- The Euro started a nasty downside move after trading as high as 0.8507 against the British Pound found.
- The EURGBP pair is now following two important bearish trend lines with resistance at 0.8440 on the hourly chart.
- The German Trade Balance for March 2017 released by the Statistisches Bundesamt Deutschland posted a trade surplus of €19.6B, less than the forecast of €20.9B.
EURGBP Technical Analysis
The Euro was in a nice uptrend and traded as high as 0.8507 against the British Pound found. Later, the EURGBP faced offers, and started a downside move below 0.8500.
The pair traded lower and broke the 50% Fib retracement level of the last wave from the 0.8320 low to 0.8507 high.
It ignited further losses, and the pair moved below 0.8460, and even broke a major support area near 0.8450.
EURGBP Hourly Chart
It formed a low at 0.8421 today, and currently attempting a recovery. On the upside, there are two important bearish trend lines with resistance at 0.8440 on the hourly chart.
The pair may soon test the 0.8440 resistance area, where it could face offers. The same area also coincides with the 23.6% Fib retracement level of the last decline from the 0.8507 high to 0.8421 low.

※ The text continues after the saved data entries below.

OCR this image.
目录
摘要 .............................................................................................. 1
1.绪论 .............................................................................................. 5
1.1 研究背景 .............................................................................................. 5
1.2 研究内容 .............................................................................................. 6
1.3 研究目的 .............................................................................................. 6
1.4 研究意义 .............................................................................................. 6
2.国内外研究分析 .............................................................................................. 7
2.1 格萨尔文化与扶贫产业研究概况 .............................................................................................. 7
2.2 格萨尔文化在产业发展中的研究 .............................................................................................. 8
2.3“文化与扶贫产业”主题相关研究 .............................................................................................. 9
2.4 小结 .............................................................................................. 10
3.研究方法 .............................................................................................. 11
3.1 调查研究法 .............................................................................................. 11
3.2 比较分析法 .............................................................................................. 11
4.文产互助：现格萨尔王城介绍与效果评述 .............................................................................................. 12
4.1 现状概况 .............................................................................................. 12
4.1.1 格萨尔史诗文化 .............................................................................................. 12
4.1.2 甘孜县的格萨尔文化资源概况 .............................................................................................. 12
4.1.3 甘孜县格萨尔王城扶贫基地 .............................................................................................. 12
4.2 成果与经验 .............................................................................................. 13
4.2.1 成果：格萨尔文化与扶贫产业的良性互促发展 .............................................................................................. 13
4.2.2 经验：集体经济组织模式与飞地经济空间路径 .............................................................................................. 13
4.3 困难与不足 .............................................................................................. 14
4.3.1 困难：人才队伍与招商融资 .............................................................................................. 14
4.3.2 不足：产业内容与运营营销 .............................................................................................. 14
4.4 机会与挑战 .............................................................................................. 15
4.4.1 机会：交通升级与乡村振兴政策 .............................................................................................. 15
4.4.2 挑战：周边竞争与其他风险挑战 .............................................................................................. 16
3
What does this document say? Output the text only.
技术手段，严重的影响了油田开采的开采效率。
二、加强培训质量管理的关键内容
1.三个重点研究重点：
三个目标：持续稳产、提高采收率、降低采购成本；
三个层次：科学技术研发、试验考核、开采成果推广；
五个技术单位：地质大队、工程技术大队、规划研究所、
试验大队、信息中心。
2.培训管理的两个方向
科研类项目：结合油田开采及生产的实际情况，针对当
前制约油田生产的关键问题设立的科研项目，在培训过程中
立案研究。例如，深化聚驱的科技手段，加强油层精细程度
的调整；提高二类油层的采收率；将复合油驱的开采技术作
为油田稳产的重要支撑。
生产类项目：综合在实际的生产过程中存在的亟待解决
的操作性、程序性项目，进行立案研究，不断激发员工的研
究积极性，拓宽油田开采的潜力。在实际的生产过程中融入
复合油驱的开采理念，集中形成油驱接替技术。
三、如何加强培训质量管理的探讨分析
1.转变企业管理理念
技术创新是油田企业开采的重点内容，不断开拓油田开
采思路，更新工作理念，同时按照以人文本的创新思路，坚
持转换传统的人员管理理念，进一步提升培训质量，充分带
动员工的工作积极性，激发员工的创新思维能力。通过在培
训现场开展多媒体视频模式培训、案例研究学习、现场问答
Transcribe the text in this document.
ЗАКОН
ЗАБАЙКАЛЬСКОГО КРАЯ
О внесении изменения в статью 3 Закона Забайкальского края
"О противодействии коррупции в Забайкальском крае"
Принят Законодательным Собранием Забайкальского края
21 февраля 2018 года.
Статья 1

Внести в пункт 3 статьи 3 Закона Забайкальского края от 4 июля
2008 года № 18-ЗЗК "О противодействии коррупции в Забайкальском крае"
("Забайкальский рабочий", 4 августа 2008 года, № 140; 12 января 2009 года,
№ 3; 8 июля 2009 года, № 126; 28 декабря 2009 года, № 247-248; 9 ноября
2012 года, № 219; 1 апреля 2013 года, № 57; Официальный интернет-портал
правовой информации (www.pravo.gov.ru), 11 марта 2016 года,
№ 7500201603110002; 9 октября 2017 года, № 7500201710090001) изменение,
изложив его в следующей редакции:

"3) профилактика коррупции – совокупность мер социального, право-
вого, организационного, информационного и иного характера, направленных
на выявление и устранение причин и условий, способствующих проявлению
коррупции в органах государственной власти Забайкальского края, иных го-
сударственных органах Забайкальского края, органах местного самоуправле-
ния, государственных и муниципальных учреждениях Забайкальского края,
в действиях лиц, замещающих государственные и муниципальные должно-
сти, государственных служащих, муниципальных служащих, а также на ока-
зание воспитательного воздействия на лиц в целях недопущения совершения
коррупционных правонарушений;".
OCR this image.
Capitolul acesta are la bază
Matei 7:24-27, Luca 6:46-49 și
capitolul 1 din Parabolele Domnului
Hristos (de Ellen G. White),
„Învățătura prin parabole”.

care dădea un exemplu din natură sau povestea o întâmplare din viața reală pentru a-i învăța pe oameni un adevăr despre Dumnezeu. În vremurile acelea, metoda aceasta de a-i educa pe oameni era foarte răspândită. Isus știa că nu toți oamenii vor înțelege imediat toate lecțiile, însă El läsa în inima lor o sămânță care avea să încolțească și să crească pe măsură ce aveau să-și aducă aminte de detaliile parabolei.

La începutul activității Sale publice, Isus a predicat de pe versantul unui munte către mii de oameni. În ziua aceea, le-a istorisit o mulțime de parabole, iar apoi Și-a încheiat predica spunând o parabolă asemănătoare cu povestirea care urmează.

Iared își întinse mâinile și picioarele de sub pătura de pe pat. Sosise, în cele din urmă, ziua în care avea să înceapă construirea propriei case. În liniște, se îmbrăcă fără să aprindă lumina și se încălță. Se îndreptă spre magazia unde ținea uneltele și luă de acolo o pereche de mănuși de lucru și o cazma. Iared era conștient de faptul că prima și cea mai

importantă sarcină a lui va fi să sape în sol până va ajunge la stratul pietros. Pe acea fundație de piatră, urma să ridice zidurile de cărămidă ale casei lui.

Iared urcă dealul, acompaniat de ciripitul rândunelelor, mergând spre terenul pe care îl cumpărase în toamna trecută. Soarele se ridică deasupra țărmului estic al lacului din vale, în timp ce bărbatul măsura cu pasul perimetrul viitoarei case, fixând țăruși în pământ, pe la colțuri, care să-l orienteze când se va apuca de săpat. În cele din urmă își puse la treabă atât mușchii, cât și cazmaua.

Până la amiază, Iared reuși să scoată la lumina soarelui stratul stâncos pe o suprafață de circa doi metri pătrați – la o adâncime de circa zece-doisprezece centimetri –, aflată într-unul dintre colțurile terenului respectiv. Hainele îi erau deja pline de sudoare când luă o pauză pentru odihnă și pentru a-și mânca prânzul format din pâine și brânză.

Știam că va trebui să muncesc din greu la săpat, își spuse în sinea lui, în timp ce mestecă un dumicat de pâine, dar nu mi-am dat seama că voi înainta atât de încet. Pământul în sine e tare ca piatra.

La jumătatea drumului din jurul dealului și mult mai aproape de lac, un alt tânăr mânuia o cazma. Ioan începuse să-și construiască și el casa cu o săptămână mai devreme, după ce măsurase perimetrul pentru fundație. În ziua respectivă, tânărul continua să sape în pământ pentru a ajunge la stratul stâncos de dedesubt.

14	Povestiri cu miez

Only if the pair trades above 0.8450, it could move back in the bullish zone.
German Trade Balance
Today in the Euro Zone, the German Trade Balance for March 2017 was released by the Statistisches Bundesamt Deutschland. The market was expecting a trade surplus of €20.9B in March 2017, compared with the last €21.0B.
The actual result was a bit lower than the forecast, as the trade surplus was €19.6B in March 2017. On the other hand, the last reading was revised up from €21.0B to €21.2B. The Germany’s Imports of goods and services in March 2017 rose 2.4%, and exports also increased 0.4%.
The report published added that:
The current account of the balance of payments showed a surplus of 30.2 billion euros in March 2017, which takes into account the balances of trade in goods including supplementary trade items (+27.4 billion euros), services (–1.3 billion euros), primary income (+6.5 billion euros) and secondary income (–2.5 billion euros).
Overall, the Euro may find it hard to recover above 0.8450 against the British Pound and could even break 0.8420 to move towards 0.8400.